L’ONMT poursuit son élan vers 26 millions de touristes à l’horizon 2030

Le conseil d’administration de l’Office national marocain du tourisme (ONMT) s’est réuni ce mardi 27 janvier sous la présidence de la ministre du Tourisme, de l’artisanat et de l’économie sociale et solidaire, Fatim-Zahra Ammor, pour faire le point sur le bilan 2025 et valider le plan d’action et le budget 2026.

Cette rencontre intervient dans un contexte de forte dynamique touristique. Le Maroc continue de battre des records et de dépasser les tendances mondiales, souligne l’ONMT.

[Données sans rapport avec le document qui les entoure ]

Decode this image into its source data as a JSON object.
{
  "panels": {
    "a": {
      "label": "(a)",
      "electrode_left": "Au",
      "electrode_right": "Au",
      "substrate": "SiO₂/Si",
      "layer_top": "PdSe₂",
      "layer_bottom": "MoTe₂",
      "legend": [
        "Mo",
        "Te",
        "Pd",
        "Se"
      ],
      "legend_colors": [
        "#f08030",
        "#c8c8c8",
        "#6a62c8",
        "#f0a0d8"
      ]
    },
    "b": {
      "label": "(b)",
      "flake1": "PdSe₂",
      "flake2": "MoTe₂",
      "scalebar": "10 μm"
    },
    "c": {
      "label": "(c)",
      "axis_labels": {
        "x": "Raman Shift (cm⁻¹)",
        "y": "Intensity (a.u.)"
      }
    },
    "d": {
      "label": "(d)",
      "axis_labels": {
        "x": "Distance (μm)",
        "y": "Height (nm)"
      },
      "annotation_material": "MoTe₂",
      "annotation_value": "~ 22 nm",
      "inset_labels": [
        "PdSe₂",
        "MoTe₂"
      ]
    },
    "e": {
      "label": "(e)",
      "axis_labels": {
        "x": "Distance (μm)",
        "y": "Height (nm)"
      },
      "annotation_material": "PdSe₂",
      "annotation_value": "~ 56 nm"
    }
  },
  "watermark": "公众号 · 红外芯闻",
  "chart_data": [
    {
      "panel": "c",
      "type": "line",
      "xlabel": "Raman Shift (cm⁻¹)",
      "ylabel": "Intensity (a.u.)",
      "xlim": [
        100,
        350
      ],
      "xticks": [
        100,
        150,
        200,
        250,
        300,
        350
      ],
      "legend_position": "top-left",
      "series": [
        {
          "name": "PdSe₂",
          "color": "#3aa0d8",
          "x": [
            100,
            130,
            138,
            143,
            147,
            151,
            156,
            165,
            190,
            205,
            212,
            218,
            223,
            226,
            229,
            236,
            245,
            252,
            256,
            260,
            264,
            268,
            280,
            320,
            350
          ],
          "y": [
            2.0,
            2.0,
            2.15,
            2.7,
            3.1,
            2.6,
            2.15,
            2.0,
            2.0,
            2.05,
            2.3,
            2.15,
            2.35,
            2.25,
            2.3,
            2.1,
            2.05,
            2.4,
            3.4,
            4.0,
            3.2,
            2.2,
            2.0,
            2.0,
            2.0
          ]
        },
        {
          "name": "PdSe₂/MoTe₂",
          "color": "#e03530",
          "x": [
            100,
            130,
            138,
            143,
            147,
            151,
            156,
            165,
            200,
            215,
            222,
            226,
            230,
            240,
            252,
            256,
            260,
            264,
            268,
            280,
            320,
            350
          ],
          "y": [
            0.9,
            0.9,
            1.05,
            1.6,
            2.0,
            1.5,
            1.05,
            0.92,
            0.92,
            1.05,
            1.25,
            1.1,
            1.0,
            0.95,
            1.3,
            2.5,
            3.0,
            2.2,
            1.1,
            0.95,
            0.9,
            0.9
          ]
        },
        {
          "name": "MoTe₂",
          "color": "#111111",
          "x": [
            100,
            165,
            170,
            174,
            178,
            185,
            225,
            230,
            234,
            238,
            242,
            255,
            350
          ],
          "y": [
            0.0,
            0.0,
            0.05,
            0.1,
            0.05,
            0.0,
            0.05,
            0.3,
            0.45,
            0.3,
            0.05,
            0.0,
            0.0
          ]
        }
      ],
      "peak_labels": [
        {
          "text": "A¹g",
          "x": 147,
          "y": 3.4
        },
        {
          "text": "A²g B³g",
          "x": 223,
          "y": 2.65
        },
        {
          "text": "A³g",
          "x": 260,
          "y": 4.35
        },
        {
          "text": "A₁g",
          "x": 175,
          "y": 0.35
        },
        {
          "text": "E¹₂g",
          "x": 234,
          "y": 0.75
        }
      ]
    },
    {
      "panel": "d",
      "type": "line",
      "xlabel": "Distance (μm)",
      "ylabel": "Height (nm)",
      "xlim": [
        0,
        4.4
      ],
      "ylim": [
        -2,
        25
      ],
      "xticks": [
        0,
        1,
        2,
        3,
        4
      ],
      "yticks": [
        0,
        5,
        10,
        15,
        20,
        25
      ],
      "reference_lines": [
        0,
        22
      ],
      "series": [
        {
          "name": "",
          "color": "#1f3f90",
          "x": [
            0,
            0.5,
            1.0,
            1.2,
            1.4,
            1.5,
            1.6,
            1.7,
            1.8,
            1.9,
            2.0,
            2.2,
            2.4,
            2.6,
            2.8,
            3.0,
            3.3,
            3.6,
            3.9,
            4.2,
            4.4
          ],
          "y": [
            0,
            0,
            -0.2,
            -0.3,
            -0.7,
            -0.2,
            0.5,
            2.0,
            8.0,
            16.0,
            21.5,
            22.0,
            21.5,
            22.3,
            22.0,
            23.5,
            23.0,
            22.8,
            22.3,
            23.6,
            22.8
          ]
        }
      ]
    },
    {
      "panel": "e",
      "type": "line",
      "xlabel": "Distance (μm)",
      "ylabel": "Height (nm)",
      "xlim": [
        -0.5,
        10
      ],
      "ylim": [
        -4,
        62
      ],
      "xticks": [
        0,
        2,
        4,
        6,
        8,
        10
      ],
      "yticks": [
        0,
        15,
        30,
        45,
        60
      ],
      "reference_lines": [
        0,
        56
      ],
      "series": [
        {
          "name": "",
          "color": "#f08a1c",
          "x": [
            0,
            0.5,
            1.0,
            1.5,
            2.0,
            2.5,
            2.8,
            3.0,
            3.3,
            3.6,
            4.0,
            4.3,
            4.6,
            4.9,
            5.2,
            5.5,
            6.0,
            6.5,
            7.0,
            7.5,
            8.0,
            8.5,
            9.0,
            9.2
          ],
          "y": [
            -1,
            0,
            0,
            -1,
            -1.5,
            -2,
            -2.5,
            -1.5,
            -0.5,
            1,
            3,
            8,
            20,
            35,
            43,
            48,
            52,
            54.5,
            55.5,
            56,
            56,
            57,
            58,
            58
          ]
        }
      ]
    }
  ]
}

« Ce que nous observons aujourd’hui dans le tourisme n’est pas le fruit du hasard, mais le résultat de décisions prises à des moments clés depuis 2021, sous l’impulsion de Sa Majesté le Roi Mohammed VI », a expliqué la ministre. « La feuille de route 2023-2026 en est l’exemple concret. Notre objectif est de construire un tourisme performant, durable et bénéfique pour tous les Marocains, partout dans le Royaume, en ville comme en zone rurale ».

En 2025, près de 20 millions de touristes ont visité le pays, soit une hausse de 14% par rapport à 2024. Les recettes touristiques ont atteint 124 milliards de DH à fin novembre, en progression de 19%, tandis que les nuitées globales ont augmenté de 9%.

La connectivité aérienne a joué un rôle clé dans cette dynamique : +12% de capacité, plus de 12 millions de sièges, nouvelles lignes long-courriers comme Atlanta-Marrakech et création de bases aériennes au Maroc.

Le marketing touristique a également été modernisé, avec une approche digitale et data-driven, combinant campagnes multicanales, marketing d’influence et contenus à forte valeur ajoutée. Cette stratégie a été mise en lumière lors de grands événements, comme la CAN 2025, à travers la campagne « Maroc, terre de football », qui a contribué à renforcer l’attractivité des territoires et la notoriété du Royaume.

Le conseil a validé le plan d’action 2026 et le budget associé, visant notamment 26 millions de touristes d’ici 2030, l’accélération de la digitalisation et de l’intelligence artificielle, ainsi qu’une croissance touristique responsable et durable.

Le rapport d’activité 2025 et le bilan financier de l’ONMT ont été approuvés par l’ensemble des administrateurs, tout comme les projets structurants prévus pour 2026, alignés avec la feuille de route du secteur.